La transizione difficileIncentivare solo l’auto elettrica farebbe un favore ai produttori stranieri, spiega Giorgetti

Il ministro dello Sviluppo economico annuncia l’arrivo di un fondo da 1 miliardo l’anno per tre anni per la conversione dell’automotive. Ma va ancora perfezionata l’intesa con una parte della maggioranza, Cinque Stelle in testa, e con il ministero della Transizione ecologica, in merito ai limiti di emissione dei veicoli su cui applicare gli ecobonus

Foto Valerio Portelli/LaPresse

L’impianto complessivo dell’intervento del governo per il settore dell’auto è pronto. Ci sarà un Fondo unico per il rifinanziamento dell’ecobonus e per gli interventi destinati alla riconversione della filiera, con una durata che potrebbe essere triennale. L’intesa è ancora da perfezionare tra i ministeri, ad esempio sui limiti di emissione dei veicoli da incentivare, ma per Giancarlo Giorgetti, ministro dello Sviluppo economico, si potrebbe decidere già nel consiglio dei ministri di venerdì 18 febbraio.

«L’idea è di varare nel consiglio dei ministri di venerdì un Fondo unico per l’automotive che poi sarà declinato dai ministeri sia sotto il profilo degli incentivi sia sull’altro corno del problema industriale che abbiamo di fronte, cioè l’aiuto alla riconversione della nostra catena produttiva», spiega il ministro al Sole 24 Ore. La dote del fondo potrebbe essere di «circa 1 miliardo l’anno», e su base «pluriennale».

Ma il ministro leghista non intende supportare solo l’elettrico e vorrebbe includere negli incentivi anche una parte dei modelli diesel e benzina Euro 6. E su questo c’è una divergenza di vedute sia con i Cinque Stelle sia con il ministero della Transizione ecologica. «Supportare solo l’elettrico», prosegue Giorgetti, «significa fare un favore solo a produttori stranieri. Diciamo che abbiamo sensibilità diverse, io ho la sensibilità di chi produce in Italia e non in Asia. Penso che non dobbiamo fermarci all’elettrico anche per favorire l’acquisto di vetture più economiche a favore di classi meno abbienti. Dobbiamo discuterne anche con il ministero della Transizione ecologica, ma la nostra proposta arriva fino a 135 grammi di CO2 per chilometro perché abbiamo la responsabilità di incentivare anche una quota di produzione nazionale».
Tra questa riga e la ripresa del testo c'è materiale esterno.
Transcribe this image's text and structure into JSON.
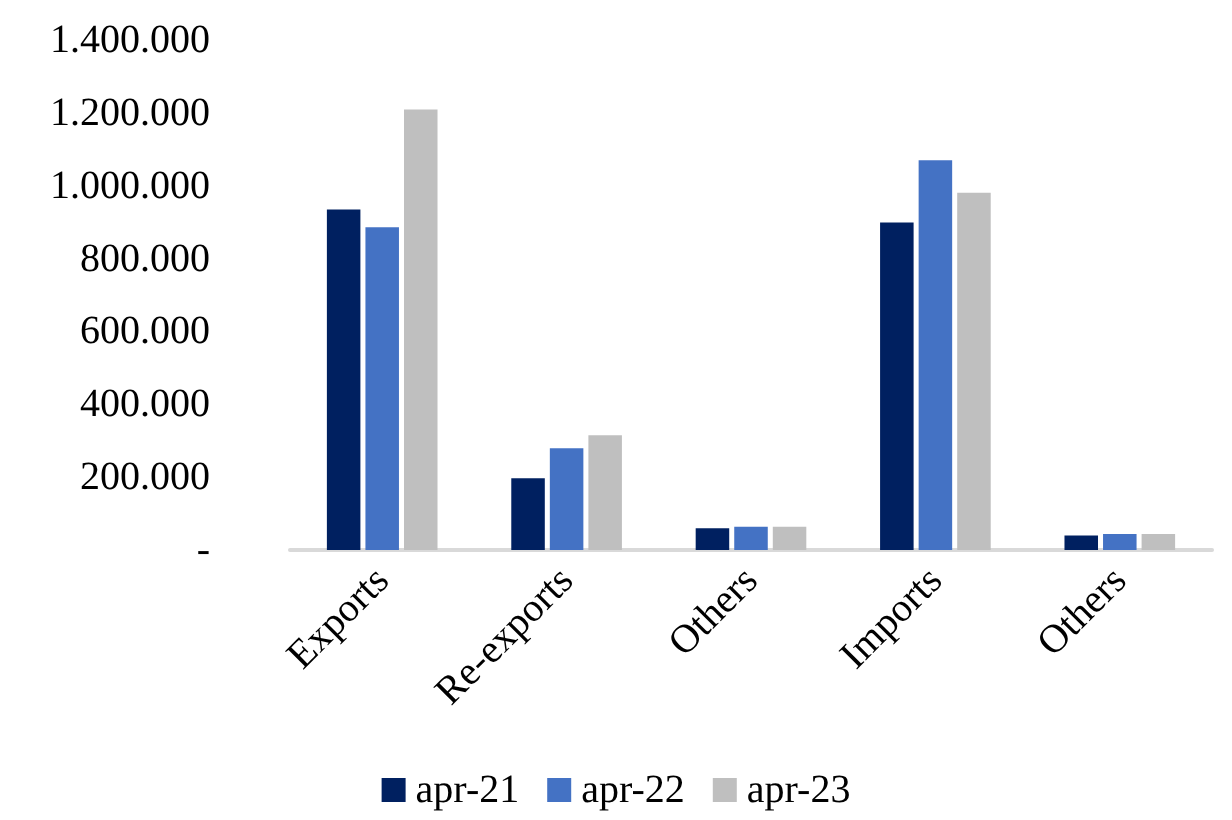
{
  "chart_data": {
    "type": "bar",
    "categories": [
      "Exports",
      "Re-exports",
      "Others",
      "Imports",
      "Others"
    ],
    "series": [
      {
        "name": "apr-21",
        "color": "#002060",
        "values": [
          935000,
          197000,
          60000,
          899000,
          40000
        ]
      },
      {
        "name": "apr-22",
        "color": "#4472c4",
        "values": [
          886000,
          279000,
          64000,
          1070000,
          44000
        ]
      },
      {
        "name": "apr-23",
        "color": "#bfbfbf",
        "values": [
          1209000,
          315000,
          64000,
          981000,
          44000
        ]
      }
    ],
    "ylim": [
      0,
      1400000
    ],
    "yticks": [
      {
        "value": 0,
        "label": "-"
      },
      {
        "value": 200000,
        "label": "200.000"
      },
      {
        "value": 400000,
        "label": "400.000"
      },
      {
        "value": 600000,
        "label": "600.000"
      },
      {
        "value": 800000,
        "label": "800.000"
      },
      {
        "value": 1000000,
        "label": "1.000.000"
      },
      {
        "value": 1200000,
        "label": "1.200.000"
      },
      {
        "value": 1400000,
        "label": "1.400.000"
      }
    ],
    "grid": false,
    "legend": "bottom"
  }
}
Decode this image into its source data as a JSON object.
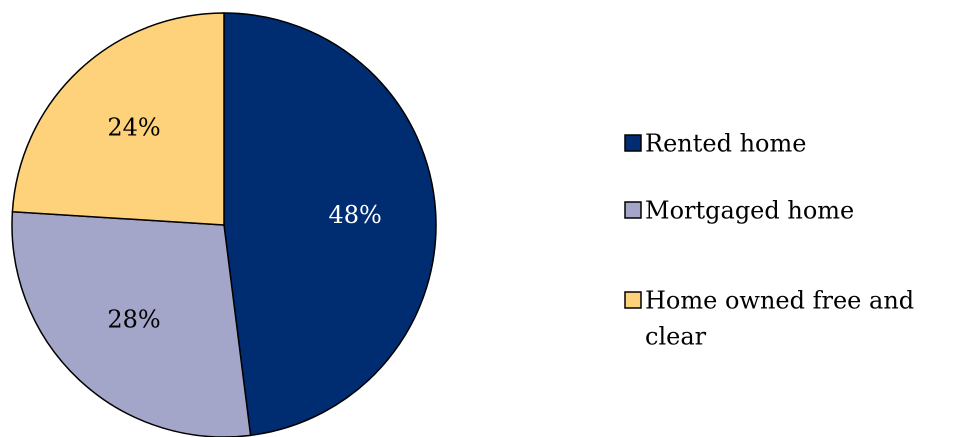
{
  "chart_data": {
    "type": "pie",
    "categories": [
      "Rented home",
      "Mortgaged home",
      "Home owned free and clear"
    ],
    "values": [
      48,
      28,
      24
    ],
    "value_labels": [
      "48%",
      "28%",
      "24%"
    ],
    "colors": [
      "#002d72",
      "#a3a6c8",
      "#fed27a"
    ],
    "label_colors": [
      "#ffffff",
      "#000000",
      "#000000"
    ],
    "legend": {
      "placement": "right",
      "items": [
        {
          "lines": [
            "Rented home"
          ],
          "color": "#002d72"
        },
        {
          "lines": [
            "Mortgaged home"
          ],
          "color": "#a3a6c8"
        },
        {
          "lines": [
            "Home owned free and",
            "clear"
          ],
          "color": "#fed27a"
        }
      ]
    },
    "title": ""
  }
}
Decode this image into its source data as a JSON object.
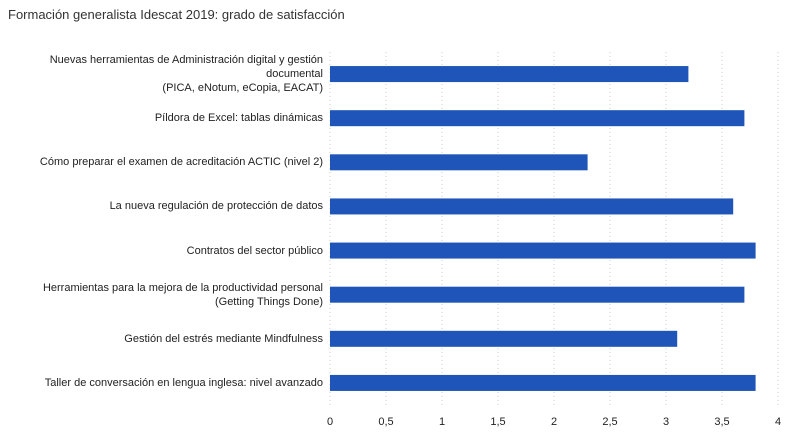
{
  "chart_data": {
    "type": "bar",
    "orientation": "horizontal",
    "title": "Formación generalista Idescat 2019: grado de satisfacción",
    "categories": [
      "Nuevas herramientas de Administración digital y gestión documental\n(PICA, eNotum, eCopia, EACAT)",
      "Píldora de Excel: tablas dinámicas",
      "Cómo preparar el examen de acreditación ACTIC (nivel 2)",
      "La nueva regulación de protección de datos",
      "Contratos del sector público",
      "Herramientas para la mejora de la productividad personal\n(Getting Things Done)",
      "Gestión del estrés mediante Mindfulness",
      "Taller de conversación en lengua inglesa: nivel avanzado"
    ],
    "values": [
      3.2,
      3.7,
      2.3,
      3.6,
      3.8,
      3.7,
      3.1,
      3.8
    ],
    "color": "#1f55b8",
    "xlim": [
      0,
      4
    ],
    "xticks": [
      0,
      {
        "value": 0.5,
        "label": "0,5"
      },
      1,
      {
        "value": 1.5,
        "label": "1,5"
      },
      2,
      {
        "value": 2.5,
        "label": "2,5"
      },
      3,
      {
        "value": 3.5,
        "label": "3,5"
      },
      4
    ],
    "grid": true
  }
}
Giorgetti sottolinea la necessità di «dare risposte alla sfida della transizione dell’auto che è colma di rischi. Da un lato le evoluzioni tecnologiche, dall’altro le decisioni che abbiamo in qualche modo deciso di condividere a livello europeo ci pongono di fronte a una riconversione che deve essere gestita sotto il profilo sociale, tenendo conto che tutta la nuova frontiera dell’elettrico implica un minore impiego di manodopera».

E poi, aggiunge, «dobbiamo considerare che in questo settore convergono anche altre dimensioni ad esempio la postura di Stellantis rispetto alla produzione in Italia dopo la fusione che ha spostato parzialmente la centrale di operatività fuori dal Paese. La produzione di auto in Italia nel 2020 è scesa a una quarto delle auto prodotte in Spagna. In parte l’automotive compensa con la forza di un indotto che lavora in larga parte per l’industria tedesca ma quest’ultima è fortemente esposta all’addio ai motori endotermici. O riusciamo a tenere e anche a consolidare la produzione nazionale o ci mettiamo in una situazione complicata».

Come si fa? «Dobbiamo fare in modo che la produttività e il costo del lavoro siano concorrenziali con altre potenziali localizzazioni. Siamo convinti che Stellantis, e la gigafactory a Termoli che supporteremo con 369 milioni di risorse pubbliche lo dimostra, debba continuare a essere ingaggiata in Italia, ma non è così scontato e non è così obbligato per loro farlo».

Nel nuovo Fondo, poi, anticipa Giorgetti, ci saranno «strumenti di vario tipo, anche per finanziare la nuova formazione del personale che esce da daterminate forme di produzione ed entra nel processo produttivo dell’elettrico».